The final track on I’m Saying, “Burn It Down,” is not your first to open with the phrase “Rest in Peace Human Rights.” “Parades” also opens with that phrase, before honoring not just southside but also Eric Gardner, Sandra Bland, Trayvon Martin, and so many other stolen black lives. Back in January, you expanded on the lyric “let’s celebrate the precious lives that they took too soon before they got to see their lives full bloom,” talking of the promise of becoming what blooms in celebration of the spirit of those lost lives. With good reason, I’m Saying is more out-spoken about the forces that oppress growth, but it is also just as rooted in the same life-affirming, soul-expressing soil. Even as what “Burn It Down” celebrates is the destruction of a “crooked ass police system” you maintain fortitude enough to assert that something new and superior will be seen “rising up from the ashes.” What needs to happen now and tomorrow and the next day if such hope is to be resurrected and nurtured? 

LS:

The very next step is ALL FOUR MURDERERS MUST GO TO PRISON. That is what has to happen next. And every case in which a black person was unjustly killed by police needs to be re-opened (and all cases in which blacks where killed with “justification” need to be re-examined). We need to continue to talk openly and with compassion and we must protect our human community, especially the Black Woman.

SC:

Let’s close by focusing on the growth of your own art again.

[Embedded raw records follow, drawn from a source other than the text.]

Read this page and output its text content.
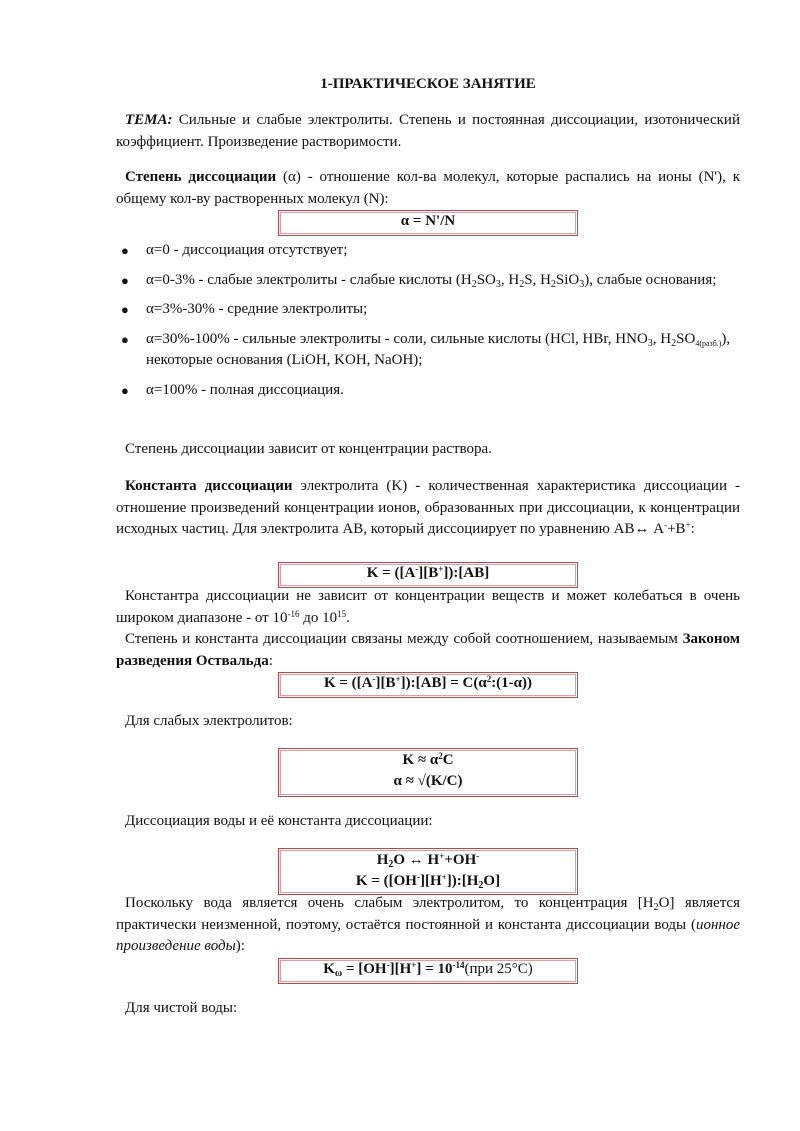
1-ПРАКТИЧЕСКОЕ ЗАНЯТИЕ
ТЕМА: Сильные и слабые электролиты. Степень и постоянная диссоциации, изотонический коэффициент. Произведение растворимости.
Степень диссоциации (α) - отношение кол-ва молекул, которые распались на ионы (N'), к общему кол-ву растворенных молекул (N):
α = N'/N
● α=0 - диссоциация отсутствует;
● α=0-3% - слабые электролиты - слабые кислоты ($H_2SO_3$, $H_2S$, $H_2SiO_3$), слабые основания;
● α=3%-30% - средние электролиты;
● α=30%-100% - сильные электролиты - соли, сильные кислоты (HCl, HBr, $HNO_3$, $H_2SO_{4(разб.)}$), некоторые основания (LiOH, KOH, NaOH);
● α=100% - полная диссоциация.
Степень диссоциации зависит от концентрации раствора.
Константа диссоциации электролита (K) - количественная характеристика диссоциации - отношение произведений концентрации ионов, образованных при диссоциации, к концентрации исходных частиц. Для электролита АВ, который диссоциирует по уравнению АВ↔ A-+B+:
K = ([A-][B+]):[AB]
Константра диссоциации не зависит от концентрации веществ и может колебаться в очень широком диапазоне - от $10^{-16}$ до $10^{15}$.
Степень и константа диссоциации связаны между собой соотношением, называемым Законом разведения Оствальда:
K = ([A-][B+]):[AB] = $C(\alpha^2:(1-\alpha))$
Для слабых электролитов:
$K \approx \alpha^2C$
α ≈ √(K/C)
Диссоциация воды и её константа диссоциации:
$H_2O$ ↔ H++OH-
$K = ([OH^-][H^+]):[H_2O]$
Поскольку вода является очень слабым электролитом, то концентрация $[H_2O]$ является практически неизменной, поэтому, остаётся постоянной и константа диссоциации воды (ионное произведение воды):
$K_\omega = [OH^-][H^+] = 10^{-14}(при$ 25°C)
Для чистой воды:
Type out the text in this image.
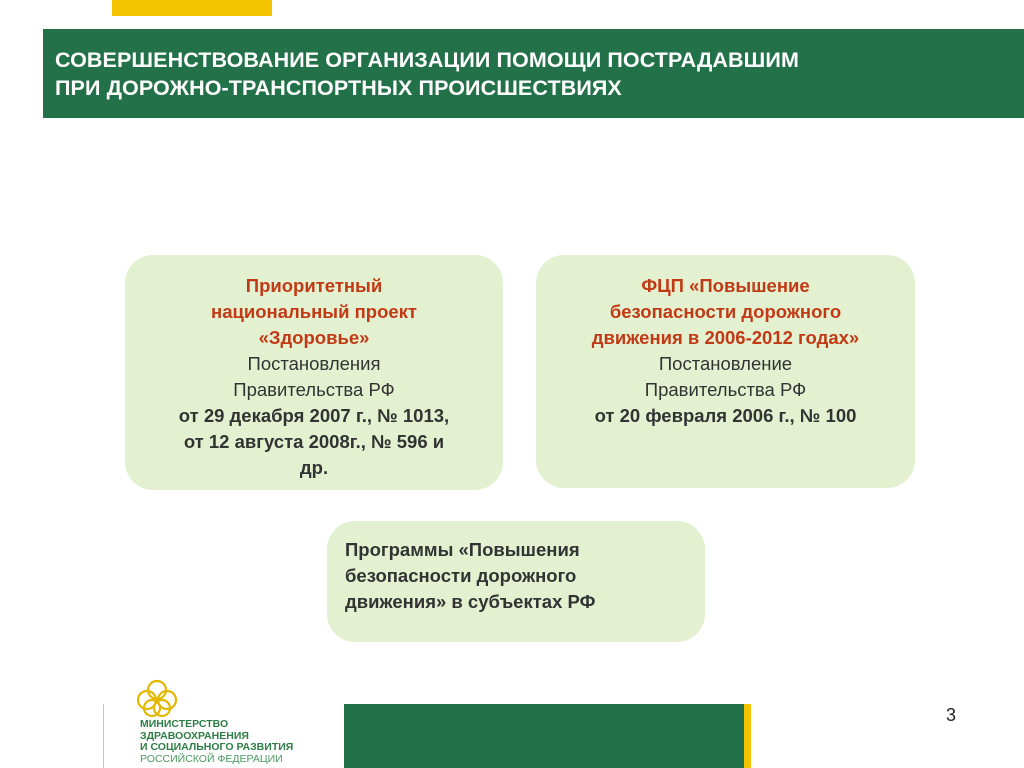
СОВЕРШЕНСТВОВАНИЕ ОРГАНИЗАЦИИ ПОМОЩИ ПОСТРАДАВШИМ
ПРИ ДОРОЖНО-ТРАНСПОРТНЫХ ПРОИСШЕСТВИЯХ
Приоритетный
национальный проект
«Здоровье»
Постановления
Правительства РФ
от 29 декабря 2007 г., № 1013,
от 12 августа 2008г., № 596 и
др.
ФЦП «Повышение
безопасности дорожного
движения в 2006-2012 годах»
Постановление
Правительства РФ
от 20 февраля 2006 г., № 100
Программы «Повышения
безопасности дорожного
движения» в субъектах РФ
МИНИСТЕРСТВО
ЗДРАВООХРАНЕНИЯ
И СОЦИАЛЬНОГО РАЗВИТИЯ
РОССИЙСКОЙ ФЕДЕРАЦИИ
3
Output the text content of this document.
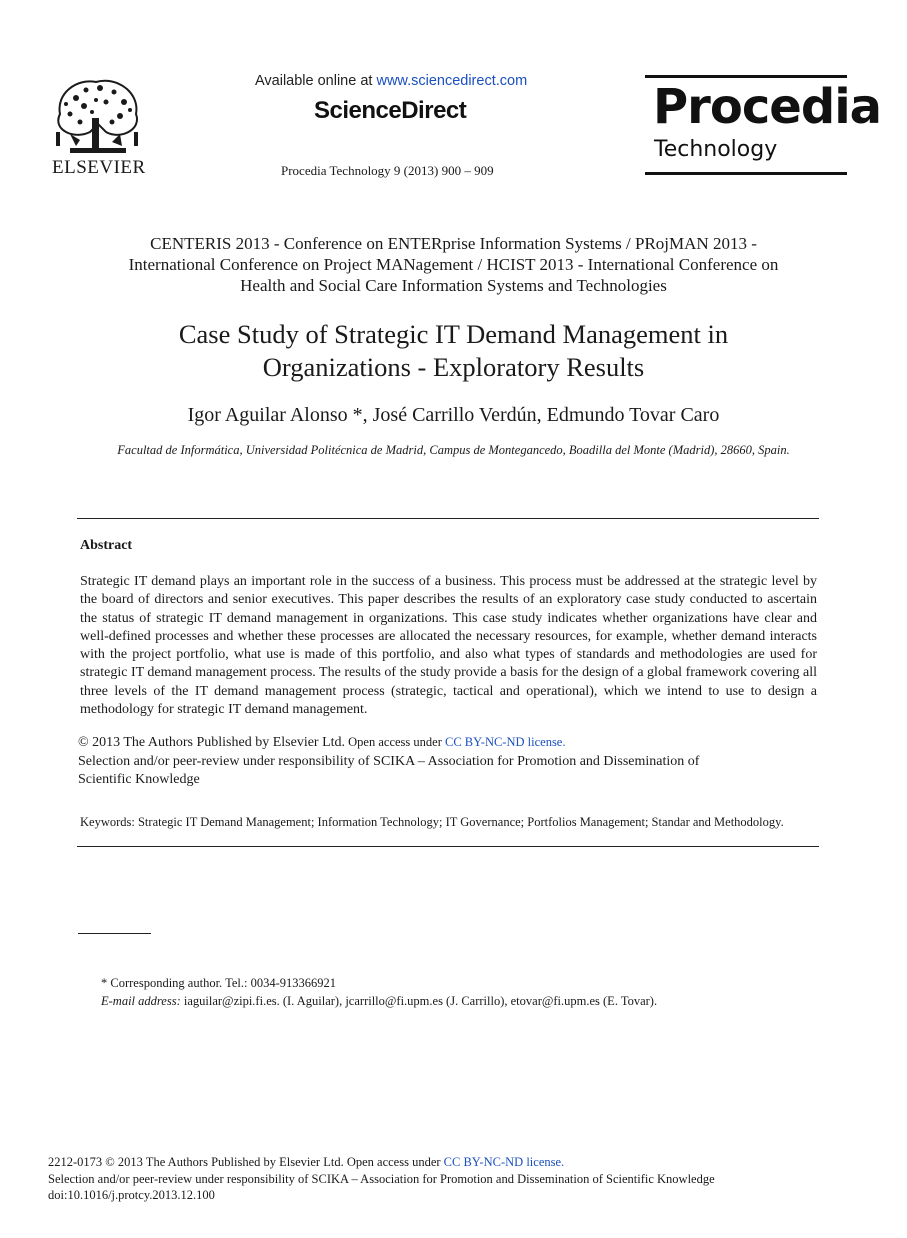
ELSEVIER
Available online at www.sciencedirect.com
ScienceDirect
Procedia Technology 9 (2013) 900 – 909
Procedia
Technology
CENTERIS 2013 - Conference on ENTERprise Information Systems / PRojMAN 2013 -
International Conference on Project MANagement / HCIST 2013 - International Conference on
Health and Social Care Information Systems and Technologies
Case Study of Strategic IT Demand Management in
Organizations - Exploratory Results
Igor Aguilar Alonso *, José Carrillo Verdún, Edmundo Tovar Caro
Facultad de Informática, Universidad Politécnica de Madrid, Campus de Montegancedo, Boadilla del Monte (Madrid), 28660, Spain.
Abstract
Strategic IT demand plays an important role in the success of a business. This process must be addressed at the strategic level by the board of directors and senior executives. This paper describes the results of an exploratory case study conducted to ascertain the status of strategic IT demand management in organizations. This case study indicates whether organizations have clear and well-defined processes and whether these processes are allocated the necessary resources, for example, whether demand interacts with the project portfolio, what use is made of this portfolio, and also what types of standards and methodologies are used for strategic IT demand management process. The results of the study provide a basis for the design of a global framework covering all three levels of the IT demand management process (strategic, tactical and operational), which we intend to use to design a methodology for strategic IT demand management.
© 2013 The Authors Published by Elsevier Ltd. Open access under CC BY-NC-ND license.
Selection and/or peer-review under responsibility of SCIKA – Association for Promotion and Dissemination of
Scientific Knowledge
Keywords: Strategic IT Demand Management; Information Technology; IT Governance; Portfolios Management; Standar and Methodology.
* Corresponding author. Tel.: 0034-913366921
E-mail address: iaguilar@zipi.fi.es. (I. Aguilar), jcarrillo@fi.upm.es (J. Carrillo), etovar@fi.upm.es (E. Tovar).
2212-0173 © 2013 The Authors Published by Elsevier Ltd. Open access under CC BY-NC-ND license.
Selection and/or peer-review under responsibility of SCIKA – Association for Promotion and Dissemination of Scientific Knowledge
doi:10.1016/j.protcy.2013.12.100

Back in January you were wrapping up a music video for “Parades” with Mercies May, and you shared how you and Lazerbeak were plotting out the next twelve months, giving birth to a new project expected for early 2021. Congratulations on meanwhile completing this timely and powerful record with Omen. In time, will you and Beak be returning?

LS:

I am always, ALWAYS, creating music. My next album, ‘Champion’ will be out Friday 7.3.20 and I’m really excited to share that with the world. It is produced entirely by my long-time musical partner TGIK. Again, it is healing music and I hope people enjoy it. Beak and I will be back, and we are still working on the new project. I’m in the early stages of co-writing a script to shoot a video for all 6 songs of ‘I’m Saying’ with Blue G Productions. And my group project, Army Of 2 with Chicago emcee Ang13, is also in the works. Me and younger brother VI Tha Boss have been working on a project called ‘Brthrs’ as well. So, like I said, I’m always creating … this is my life’s purpose. Thanks for reaching out and I send healing and love to all. Peace, Chad.

 

Simon Calder is a Minneapolitan currently residing in Dorset, England after serving as a lecturer in the Department of Communication Studies at the University of Minnesota from 2011 to 2020.